NEA's covert CRT push exposed


NEA's covert CRT push exposed

Heritage Action for America continues to speak out against controversial curriculum as the nation's largest teachers union tries to hide its push for the lesson plans.

Heritage Action's Noah Weinrich recently told the "Sandy Rios in the Morning" program that just a few days ago, the National Education Association (NEA) adopted several business items at its annual meeting.

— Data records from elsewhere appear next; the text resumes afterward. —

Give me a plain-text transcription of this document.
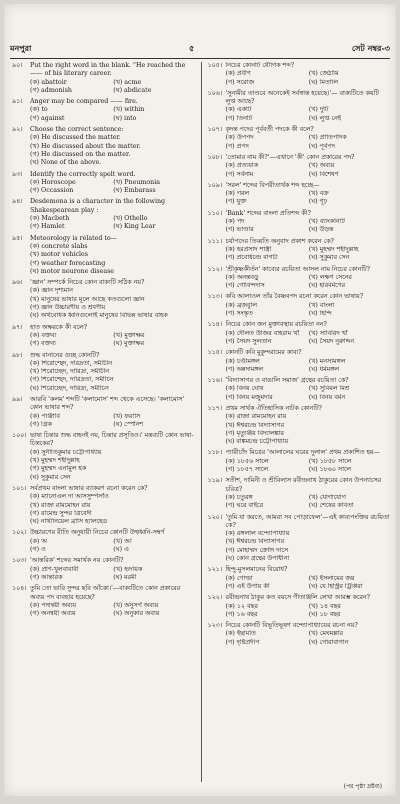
মনপুরা	৫	সেট নম্বর-৩
৯০।	Put the right word in the blank. "He reached the —— of his literary career.
(ক) abattoir	(খ) acme
(গ) admonish	(ঘ) abdicate
৯১।	Anger may be compared —— fire.
(ক) to	(খ) within
(গ) against	(ঘ) into
৯২।	Choose the correct sentence:
(ক) He discussed the matter.
(খ) He discussed about the matter.
(গ) He discussed on the matter.
(ঘ) None of the above.
৯৩।	Identify the correctly spelt word.
(ক) Horoscope	(খ) Pneumonia
(গ) Occassion	(ঘ) Embarass
৯৪।	Desdemona is a character in the following Shakespearean play :
(ক) Macbeth	(খ) Othello
(গ) Hamlet	(ঘ) King Lear
৯৫।	Meteorology is related to—
(ক) concrete slabs
(খ) motor vehicles
(গ) weather forecasting
(ঘ) motor neurone disease
৯৬।	'জ্ঞান' সম্পর্কে নিচের কোন বাক্যটি সঠিক নয়?
(ক) জ্ঞান দৃশ্যমান
(খ) মানুষের ভাষার মূলে আছে কতগুলো জ্ঞান
(গ) জ্ঞান উচ্চারণীয় ও শ্রবণীয়
(ঘ) অর্থবোধক ধ্বনিগুলোই মানুষের বিভিন্ন ভাষার বাহক
৯৭।	হাত অক্ষরকে কী বলে?
(ক) বক্তব্য	(খ) মুক্তাক্ষর
(গ) বক্তব্য	(ঘ) মুক্তাক্ষর
৯৮।	শুদ্ধ বানানের গুচ্ছ কোনটি?
(ক) শিরোশ্ছেদ, দরিদ্রতা, সমীচীন
(খ) শিরোচ্ছেদ, দারিদ্র্য, সমীচীন
(গ) শিরোশ্ছেদ, দারিদ্রতা, সমীচিন
(ঘ) শিরোচ্ছেদ, দারিদ্র্য, সমীচিন
৯৯।	আরবি 'কলম' শব্দটি 'কলামোস' শব্দ থেকে এসেছে। 'কলামোস' কোন ভাষার শব্দ?
(ক) পাঞ্জাবি	(খ) ফরাসি
(গ) গ্রিক	(ঘ) স্পেনিশ
১০০। ভাষা চিন্তার শুদ্ধ বাহনই নয়, চিন্তার প্রসূতিও।' মন্তব্যটি কোন ভাষা-চিন্তকের?
(ক) সুনীতিকুমার চট্টোপাধ্যায়
(খ) মুহম্মদ শহীদুল্লাহ
(গ) মুহম্মদ এনামুল হক
(ঘ) সুকুমার সেন
১০১। সর্বপ্রথম বাংলা ভাষার ব্যাকরণ রচনা করেন কে?
(ক) ম্যানোএল দা আসসুম্পসাঁও
(খ) রাজা রামমোহন রায়
(গ) রামেন্দ্র সুন্দর ত্রিবেদী
(ঘ) নাথানিয়েল ব্রাসি হ্যালহেড
১০২। উচ্চারণের রীতি অনুযায়ী নিচের কোনটি উষ্মধ্বনি-সম্বৰ্ণ
(ক) অ	(খ) আ
(গ) ও	(ঘ) এ
১০৩। 'আন্তরিক' শব্দের সমার্থক নয় কোনটি?
(ক) প্রাণ-খুলবাবাবী	(খ) হৃদয়িক
(গ) আন্তরিক	(ঘ) মরমী
১০৪। তুমি তো ভারি সুন্দর ছবি আঁকো।'—বাক্যটিতে কোন প্রকারের অব্যয় পদ ব্যবহার হয়েছে?
(ক) পদান্বয়ী অব্যয়	(খ) অনুসর্গ অব্যয়
(গ) অনন্বয়ী অব্যয়	(ঘ) অনুকার অব্যয়
১০৫। নিচের কোনটি যৌগিক শব্দ?
(ক) প্রবীণ	(খ) জেঠামি
(গ) সরোজ	(ঘ) মিতালি
১০৬। 'সুনামীর তাণ্ডবে অনেকেই সর্বস্বান্ত হয়েছে।'— বাক্যটিতে কয়টি লুপ্ত আছে?
(ক) একটি	(খ) দুটি
(গ) তিনটি	(ঘ) লুপ্ত নেই
১০৭। কৃদন্ত পদের পূর্ববর্তী পদকে কী বলে?
(ক) উপপদ	(খ) প্রাতিপদিক
(গ) প্রপদ	(ঘ) পূর্বপদ
১০৮। 'তোমার নাম কী?'—এখানে 'কী' কোন প্রকারের পদ?
(ক) প্রত্যয়াক	(খ) অব্যয়
(গ) সর্বনাম	(ঘ) বিশেষণ
১০৯। 'সরল' শব্দের বিপরীতার্থক শব্দ হচ্ছে—
(ক) গরল	(খ) বক্র
(গ) যুক্ত	(ঘ) গূঢ়
১১০। 'Bank' শব্দের বাংলা প্রতিশব্দ কী?
(ক) পদ	(খ) ব্যাংকনিটি
(গ) ভাণ্ডার	(ঘ) উড়ন্ত
১১১। চর্যাপদের তিব্বতি অনুবাদ প্রকাশ করেন কে?
(ক) হরপ্রসাদ শাস্ত্রী	(খ) মুহম্মদ শহীদুল্লাহ
(গ) প্রবোধচন্দ্র বাগচী	(ঘ) সুকুমার সেন
১১২। 'শ্রীকৃষ্ণকীর্তন' কাব্যের রচয়িতা আসল নাম নিচের কোনটি?
(ক) অনন্তবড়ু	(খ) লক্ষণ সেনের
(গ) গোবিন্দদাস	(ঘ) হরিবর্মণের
১১৩। কবি আলাওল তাঁর বৈষ্ণবপদ রচনা করেন কোন ভাষায়?
(ক) ব্রজবুলি	(খ) বাংলা
(গ) সংস্কৃত	(ঘ) হিন্দি
১১৪। নিচের কোন জন মুক্তাবস্থায় রচয়িতা নন?
(ক) দৌলত উজির বাহরাম খাঁ	(খ) সাবিরিদ খাঁ
(গ) সৈয়দ সুলতান	(ঘ) সৈয়দ নুরুদ্দিন
১১৫। কোনটি কবি মুকুন্দরামের কাব্য?
(ক) চণ্ডীমঙ্গল	(খ) মনসামঙ্গল
(গ) অন্নদামঙ্গল	(ঘ) ধর্মমঙ্গল
১১৬। 'বিদ্যাসাগর ও বাঙালি সমাজ' গ্রন্থের রচয়িতা কে?
(ক) বিনয় ঘোষ	(খ) সুবিমল মিশ্র
(গ) বিনয় মজুমদার	(ঘ) বিনয় বর্মন
১১৭। প্রথম সার্থক ঐতিহাসিক নাটক কোনটি?
(ক) রাজা রামমোহন রায়
(খ) ঈশ্বরচন্দ্র বিদ্যাসাগর
(গ) মৃত্যুঞ্জয় বিদ্যালঙ্কার
(ঘ) বঙ্কিমচন্দ্র চট্টোপাধ্যায়
১১৮। প্যারীচাঁদ মিত্রের 'আলালের ঘরের দুলাল' প্রথম প্রকাশিত হয়—
(ক) ১৮৫৬ সালে	(খ) ১৮৫৮ সালে
(গ) ১৮৫৭ সালে	(ঘ) ১৮৬০ সালে
১১৯। সতীশ, দামিনী ও শ্রীবিলাস রবীন্দ্রনাথ ঠাকুরের কোন উপন্যাসের চরিত্র?
(ক) চতুরঙ্গ	(খ) যোগাযোগ
(গ) ঘরে বাইরে	(ঘ) শেষের কবিতা
১২০। 'তুমি যা করতে, আমরা সব পোড়াফেল'—এই কাব্যপংক্তির রচয়িতা কে?
(ক) রঙ্গলাল বন্দ্যোপাধ্যায়
(খ) ঈশ্বরচন্দ্র বিদ্যাসাগর
(গ) মোহাম্মদ ক্রোদি দাসে
(ঘ) কোন গ্রন্থের উপাধীনা
১২১। হিন্দু-মুসলমানের বিরোধ?
(ক) গোল্ডা	(খ) ইসলামের জয়
(গ) এই উপায় কী	(ঘ) যে হিস্ট্রির ট্রিপ্পিরা
১২২। রবীন্দ্রনাথ ঠাকুর কত বয়সে গীতাঞ্জলি লেখা আরম্ভ করেন?
(ক) ১২ বছর	(খ) ১৪ বছর
(গ) ১৬ বছর	(ঘ) ১৮ বছর
১২৩। নিচের কোনটি বিভূতিভূষণ বন্দ্যোপাধ্যায়ের রচনা নয়?
(ক) ইছামতি	(খ) মেঘমল্লার
(গ) দৃষ্টিপ্রদীপ	(ঘ) গোরাবাগান
(পর পৃষ্ঠা দ্রষ্টব্য)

"Members voted to … spend hundreds of thousands or more to, in their words, promote a campaign to spread critical race theory, to teach teachers CRT, [and] to develop curriculum based on critical race theory," Weinrich explained. "They call it anti-racist education, but in the NEA's own words, this is all about critical race theory."

Heritage Action discovered the NEA had deleted all of their business items to cover this up as people throughout the country are realizing that this multi-million-member union was coordinating a nationwide campaign to force critical race theory into classrooms.

Weinrich, Noah (Heritage Action) Weinrich

OneNewsNow reached out to NEA for comment and did not hear back by press time.

"Even though they covered it up, took things off their website, thankfully we have backups of everything," Weinrich told Rios. "They've also announced an attack campaign against opponents of critical race theory, and they actually name The Heritage Foundation in one of their business items."

As explained by EDWeek.org, the website for Education Week®, CRT is "an academic concept that is more than 40 years old [where] the core idea is that race is a social construct and that racism is not merely the product of individual bias or prejudice, but also something embedded in legal systems and policies."

In June, Heritage Action, which is the politically active arm of The Heritage Foundation, launched an e-book urging parents and other citizens to reject CRT.

"It defines you as either the oppressor or the oppressed," Lindsey Curnutte, press secretary of Heritage Action, has told OneNewsNow. "Sometimes they'll call it a diversity, equity, and inclusion program, or even anti-racist teaching, but that's quite the opposite."